Authors in Anthropic’s $1.5 billion copyright settlement are clearing $3,000 each. Their lawyers want $320 million.
US District Judge Araceli Martinez-Olguin declined to finalize what’s regarded as the largest copyright settlement in US history on Thursday, ordering counsel to address objections before she’ll sign off. Claims cover 92% of the more than 480,000 works included in the deal.
The numbers are ugly. Objector Pierce Story calculated that the $320M ask breaks down to $10,000–$12,000 per hour for attorneys, even accounting for future work. He cited a T-Mobile case where the 8th Circuit said no reasonable class member would willingly pay $7,000–$9,500 per hour, a lower bar than what Anthropic’s lawyers are seeking. Story argues a $70M counsel payout, which he calls still generous, would yield a nearly 25% increase in author compensation.
He also accuses attorneys of breaking a promise to tie fees to actual claimant participation: many eligible authors haven’t registered, so they won’t be compensated.
The process has gotten messy. Counsel tried to exclude some objections from the record and mislabeled two female objectors’ names in the same filing.

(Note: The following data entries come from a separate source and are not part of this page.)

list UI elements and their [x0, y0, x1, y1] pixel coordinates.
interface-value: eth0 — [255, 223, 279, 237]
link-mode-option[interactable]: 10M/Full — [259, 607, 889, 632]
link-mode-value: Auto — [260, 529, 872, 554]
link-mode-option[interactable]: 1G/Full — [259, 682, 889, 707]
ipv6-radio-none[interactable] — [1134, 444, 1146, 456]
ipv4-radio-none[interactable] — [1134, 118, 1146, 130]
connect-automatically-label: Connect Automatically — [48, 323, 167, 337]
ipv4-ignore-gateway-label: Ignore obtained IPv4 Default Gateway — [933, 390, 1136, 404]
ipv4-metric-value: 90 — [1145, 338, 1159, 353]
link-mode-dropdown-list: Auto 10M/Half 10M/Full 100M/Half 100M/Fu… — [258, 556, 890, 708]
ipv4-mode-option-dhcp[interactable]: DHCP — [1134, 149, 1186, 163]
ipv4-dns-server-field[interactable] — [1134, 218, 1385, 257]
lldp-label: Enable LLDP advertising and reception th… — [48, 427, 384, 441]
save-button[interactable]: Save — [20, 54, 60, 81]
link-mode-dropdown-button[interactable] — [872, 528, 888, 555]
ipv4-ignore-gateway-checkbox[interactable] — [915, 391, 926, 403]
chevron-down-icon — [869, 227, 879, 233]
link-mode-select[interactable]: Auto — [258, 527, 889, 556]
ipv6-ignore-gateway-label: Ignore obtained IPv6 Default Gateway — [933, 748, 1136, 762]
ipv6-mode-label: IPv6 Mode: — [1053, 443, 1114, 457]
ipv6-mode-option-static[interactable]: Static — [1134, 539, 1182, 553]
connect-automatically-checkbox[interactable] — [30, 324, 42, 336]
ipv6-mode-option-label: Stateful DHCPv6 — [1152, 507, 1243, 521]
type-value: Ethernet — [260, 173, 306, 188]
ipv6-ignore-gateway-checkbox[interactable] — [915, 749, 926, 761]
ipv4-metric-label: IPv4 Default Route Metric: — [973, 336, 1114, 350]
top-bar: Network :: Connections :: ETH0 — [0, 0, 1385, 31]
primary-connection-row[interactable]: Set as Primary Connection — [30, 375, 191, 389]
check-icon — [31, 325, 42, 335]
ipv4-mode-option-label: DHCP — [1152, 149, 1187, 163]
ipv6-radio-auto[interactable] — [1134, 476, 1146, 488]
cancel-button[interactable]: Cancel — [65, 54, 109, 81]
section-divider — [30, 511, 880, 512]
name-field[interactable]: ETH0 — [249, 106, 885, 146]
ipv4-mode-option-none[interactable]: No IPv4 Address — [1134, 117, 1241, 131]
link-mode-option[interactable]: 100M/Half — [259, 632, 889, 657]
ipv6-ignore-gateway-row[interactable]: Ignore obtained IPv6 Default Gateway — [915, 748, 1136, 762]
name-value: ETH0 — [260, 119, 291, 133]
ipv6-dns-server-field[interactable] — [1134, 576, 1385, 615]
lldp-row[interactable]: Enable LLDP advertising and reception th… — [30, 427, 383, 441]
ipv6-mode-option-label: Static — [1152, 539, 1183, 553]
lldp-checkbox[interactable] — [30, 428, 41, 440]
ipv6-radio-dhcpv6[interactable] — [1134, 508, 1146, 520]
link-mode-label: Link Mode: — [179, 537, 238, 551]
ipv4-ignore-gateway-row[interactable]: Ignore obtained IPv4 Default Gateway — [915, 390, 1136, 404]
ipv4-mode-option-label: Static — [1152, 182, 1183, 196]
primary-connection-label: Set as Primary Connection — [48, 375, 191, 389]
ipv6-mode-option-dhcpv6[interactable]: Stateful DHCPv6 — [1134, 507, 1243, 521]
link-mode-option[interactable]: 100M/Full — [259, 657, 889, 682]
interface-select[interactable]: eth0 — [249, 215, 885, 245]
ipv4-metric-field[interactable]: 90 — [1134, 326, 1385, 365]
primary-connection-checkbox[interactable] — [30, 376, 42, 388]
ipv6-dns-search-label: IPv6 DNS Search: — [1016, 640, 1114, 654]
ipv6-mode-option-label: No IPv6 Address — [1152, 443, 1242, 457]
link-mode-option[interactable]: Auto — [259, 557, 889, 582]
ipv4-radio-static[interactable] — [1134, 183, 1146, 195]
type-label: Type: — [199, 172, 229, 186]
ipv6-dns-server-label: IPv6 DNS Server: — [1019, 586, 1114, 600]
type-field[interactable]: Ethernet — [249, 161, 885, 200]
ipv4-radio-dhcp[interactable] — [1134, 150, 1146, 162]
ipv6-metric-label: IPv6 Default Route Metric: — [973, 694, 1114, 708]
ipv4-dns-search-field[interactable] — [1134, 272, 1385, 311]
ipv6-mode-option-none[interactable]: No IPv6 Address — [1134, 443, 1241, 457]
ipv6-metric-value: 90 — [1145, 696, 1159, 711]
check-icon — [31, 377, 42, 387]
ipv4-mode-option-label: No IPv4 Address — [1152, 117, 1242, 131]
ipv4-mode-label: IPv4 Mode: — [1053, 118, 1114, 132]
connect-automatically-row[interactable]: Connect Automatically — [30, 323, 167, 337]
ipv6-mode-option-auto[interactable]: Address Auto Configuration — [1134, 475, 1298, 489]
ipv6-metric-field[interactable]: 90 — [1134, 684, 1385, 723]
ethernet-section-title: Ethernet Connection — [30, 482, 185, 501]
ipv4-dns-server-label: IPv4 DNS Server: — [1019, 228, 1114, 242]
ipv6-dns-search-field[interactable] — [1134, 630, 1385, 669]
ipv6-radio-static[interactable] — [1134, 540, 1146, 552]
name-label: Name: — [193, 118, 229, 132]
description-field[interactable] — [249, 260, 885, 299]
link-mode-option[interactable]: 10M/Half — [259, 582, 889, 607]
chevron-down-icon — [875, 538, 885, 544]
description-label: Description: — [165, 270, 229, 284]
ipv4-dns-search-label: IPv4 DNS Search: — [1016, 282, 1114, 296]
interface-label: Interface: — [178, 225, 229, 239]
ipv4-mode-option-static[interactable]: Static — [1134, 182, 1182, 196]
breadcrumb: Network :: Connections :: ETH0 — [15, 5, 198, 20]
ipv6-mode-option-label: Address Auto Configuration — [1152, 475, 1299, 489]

One objector’s claims were previously docketed, then counsel denied they’d ever been submitted.
Twenty-five class members also opted out and filed a new lawsuit separately, meaning Anthropic isn’t done defending this.
Authors must respond to objections by May 21. That’s the same day Anthropic must explain why late opt-outs shouldn’t be honored. If terms don’t change, objectors have warned the settlement may not survive appeal.